HIV vaccine development: a subtype E-specific strategy
Brown AE, McNeil JG
Southeast Asian J Trop Med Public Health 1998 Jun;29(2):377-82
The pandemic of HIV/AIDS consists of multiple foci with distinct epidemiological characteristics. Among the approximately one million Southeast Asians infected with HIV, subtype (clade) E infections predominate. This subtype, a recombinant virus comprised of a clade A core (gag) gene and a mosaic clade A/clade E envelope (env) gene, became broadly epidemic in Thailand beginning in 1989. Since then, subtype E HIV has become increasingly prevalent throughout Southeast Asia. Consistent with the recent introduction of clade E HIV, the diversity of Southeast Asian subtype E viruses is narrow (6% nucleotide diversity across env). Since neutralizing antibodies may play a protective role against HIV infection, and are relatively clade specific for genotype E viruses, a subtype E-derived candidate vaccine tested in Southeast Asia would provide an optimal test of vaccine concept. It would also provide, for the first time to a developing region of the world, a non-B clade candidate vaccine designed specifically for the local epidemic. A consortium of industry (Chiron Vaccines and Pasteur Merieux Connaught), academic (Mahidol and Chiang Mai Universities) and military (United States and Royal Thai Army Medical Departments) medicine is working together to develop and test HIV vaccines for the genotype E epidemic.

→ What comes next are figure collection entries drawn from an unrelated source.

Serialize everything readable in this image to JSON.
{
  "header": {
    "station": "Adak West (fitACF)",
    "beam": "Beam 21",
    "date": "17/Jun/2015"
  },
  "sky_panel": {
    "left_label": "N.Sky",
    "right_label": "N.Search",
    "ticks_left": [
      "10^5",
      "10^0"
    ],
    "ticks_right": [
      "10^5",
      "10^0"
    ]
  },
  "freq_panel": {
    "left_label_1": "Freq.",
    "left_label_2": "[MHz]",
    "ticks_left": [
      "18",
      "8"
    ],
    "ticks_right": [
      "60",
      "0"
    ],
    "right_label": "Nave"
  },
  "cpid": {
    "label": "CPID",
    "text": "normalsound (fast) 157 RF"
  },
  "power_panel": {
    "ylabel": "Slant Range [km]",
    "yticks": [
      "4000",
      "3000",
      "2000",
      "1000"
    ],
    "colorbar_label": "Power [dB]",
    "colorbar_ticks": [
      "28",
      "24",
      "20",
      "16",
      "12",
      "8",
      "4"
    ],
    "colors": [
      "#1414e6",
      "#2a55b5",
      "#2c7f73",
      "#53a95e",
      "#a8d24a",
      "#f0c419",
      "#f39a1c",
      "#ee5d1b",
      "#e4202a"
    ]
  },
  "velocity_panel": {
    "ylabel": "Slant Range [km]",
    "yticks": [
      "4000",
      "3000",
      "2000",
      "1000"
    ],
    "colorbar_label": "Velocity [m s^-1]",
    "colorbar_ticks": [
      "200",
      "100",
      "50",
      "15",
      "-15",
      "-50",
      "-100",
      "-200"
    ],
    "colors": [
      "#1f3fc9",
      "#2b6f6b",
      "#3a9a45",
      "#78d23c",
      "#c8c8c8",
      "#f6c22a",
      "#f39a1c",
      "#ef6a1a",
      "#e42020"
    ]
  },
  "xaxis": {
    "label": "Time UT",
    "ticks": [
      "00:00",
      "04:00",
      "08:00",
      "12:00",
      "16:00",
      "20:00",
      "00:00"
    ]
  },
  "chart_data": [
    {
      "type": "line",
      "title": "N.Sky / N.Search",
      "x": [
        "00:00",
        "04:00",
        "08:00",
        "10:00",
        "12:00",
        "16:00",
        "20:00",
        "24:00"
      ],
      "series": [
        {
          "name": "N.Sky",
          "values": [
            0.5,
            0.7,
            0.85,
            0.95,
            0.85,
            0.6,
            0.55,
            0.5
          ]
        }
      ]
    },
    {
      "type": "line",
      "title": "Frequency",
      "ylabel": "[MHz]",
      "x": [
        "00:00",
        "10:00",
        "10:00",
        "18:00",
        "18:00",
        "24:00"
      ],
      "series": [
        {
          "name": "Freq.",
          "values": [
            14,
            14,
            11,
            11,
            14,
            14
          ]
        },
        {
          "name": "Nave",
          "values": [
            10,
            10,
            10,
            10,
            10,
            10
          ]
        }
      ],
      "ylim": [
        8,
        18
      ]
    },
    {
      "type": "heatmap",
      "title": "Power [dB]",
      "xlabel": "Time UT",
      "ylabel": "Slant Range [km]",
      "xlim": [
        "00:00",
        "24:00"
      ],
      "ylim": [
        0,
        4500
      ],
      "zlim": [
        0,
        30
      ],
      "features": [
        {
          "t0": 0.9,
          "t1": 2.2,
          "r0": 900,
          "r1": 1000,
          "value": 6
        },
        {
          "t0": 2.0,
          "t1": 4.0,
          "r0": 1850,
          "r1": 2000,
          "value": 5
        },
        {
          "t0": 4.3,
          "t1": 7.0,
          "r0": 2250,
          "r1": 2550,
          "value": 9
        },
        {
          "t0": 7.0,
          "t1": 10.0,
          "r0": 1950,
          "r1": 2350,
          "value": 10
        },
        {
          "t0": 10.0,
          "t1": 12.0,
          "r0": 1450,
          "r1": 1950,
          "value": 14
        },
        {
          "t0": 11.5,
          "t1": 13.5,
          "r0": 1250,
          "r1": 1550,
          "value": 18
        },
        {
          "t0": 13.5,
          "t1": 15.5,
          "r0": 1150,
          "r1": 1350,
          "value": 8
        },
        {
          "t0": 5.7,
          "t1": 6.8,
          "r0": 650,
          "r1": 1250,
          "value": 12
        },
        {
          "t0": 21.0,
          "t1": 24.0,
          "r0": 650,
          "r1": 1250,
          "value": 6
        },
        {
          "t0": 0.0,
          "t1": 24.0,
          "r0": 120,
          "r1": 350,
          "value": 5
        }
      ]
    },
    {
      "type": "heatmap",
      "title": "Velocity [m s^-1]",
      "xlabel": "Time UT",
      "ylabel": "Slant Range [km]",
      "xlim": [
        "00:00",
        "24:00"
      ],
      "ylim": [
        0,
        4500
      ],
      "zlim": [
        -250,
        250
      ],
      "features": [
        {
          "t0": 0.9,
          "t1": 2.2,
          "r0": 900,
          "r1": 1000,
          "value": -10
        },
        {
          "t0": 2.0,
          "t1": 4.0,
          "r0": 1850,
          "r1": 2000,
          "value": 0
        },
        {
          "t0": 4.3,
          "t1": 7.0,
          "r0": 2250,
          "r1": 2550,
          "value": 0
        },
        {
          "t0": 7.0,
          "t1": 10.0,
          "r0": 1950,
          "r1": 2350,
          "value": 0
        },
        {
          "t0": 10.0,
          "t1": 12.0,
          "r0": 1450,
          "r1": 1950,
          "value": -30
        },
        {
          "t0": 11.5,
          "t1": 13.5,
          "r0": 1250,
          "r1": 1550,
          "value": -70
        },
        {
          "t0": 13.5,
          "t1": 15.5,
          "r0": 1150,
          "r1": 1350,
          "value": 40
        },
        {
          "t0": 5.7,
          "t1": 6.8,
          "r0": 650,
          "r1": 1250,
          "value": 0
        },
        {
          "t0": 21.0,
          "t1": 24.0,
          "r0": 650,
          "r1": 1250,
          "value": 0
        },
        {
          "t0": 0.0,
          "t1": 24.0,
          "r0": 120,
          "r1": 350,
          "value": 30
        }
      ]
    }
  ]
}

A genotype B recombinant glycoprotein (rgp)120 candidate vaccine has undergone phase I/II testing in Thailand and confirmed to be safe and immunogenic in this ethnic group. An rgp120 (E) has been produced and a phase I/II trial of the bivalent product (B/E) is in the final stages of approval. This vaccine construct is designed to elicit humoral immune responses. To augment these antibody responses with CD8+ CTL responses, an E-specific, live-vectored vaccine is being developed which will be used in conjunction with rgp120 in a second vaccine approach. Canarypox (ALVAC) constructs containing multiple HIV genes (gag/pol/env) currently designed for the subtype B epidemics will be modified to contain a clade E env gene sequence. After predetermined milestones have been met, these two subtype E-specific candidate vaccines will be assessed for protection in a large collaborative efficacy trial. Since neither animal models nor laboratory assays are validated as predictive of HIV vaccine efficacy, it must be through such a phase III trial that vaccine-induced protection and immunologic correlates will be determined.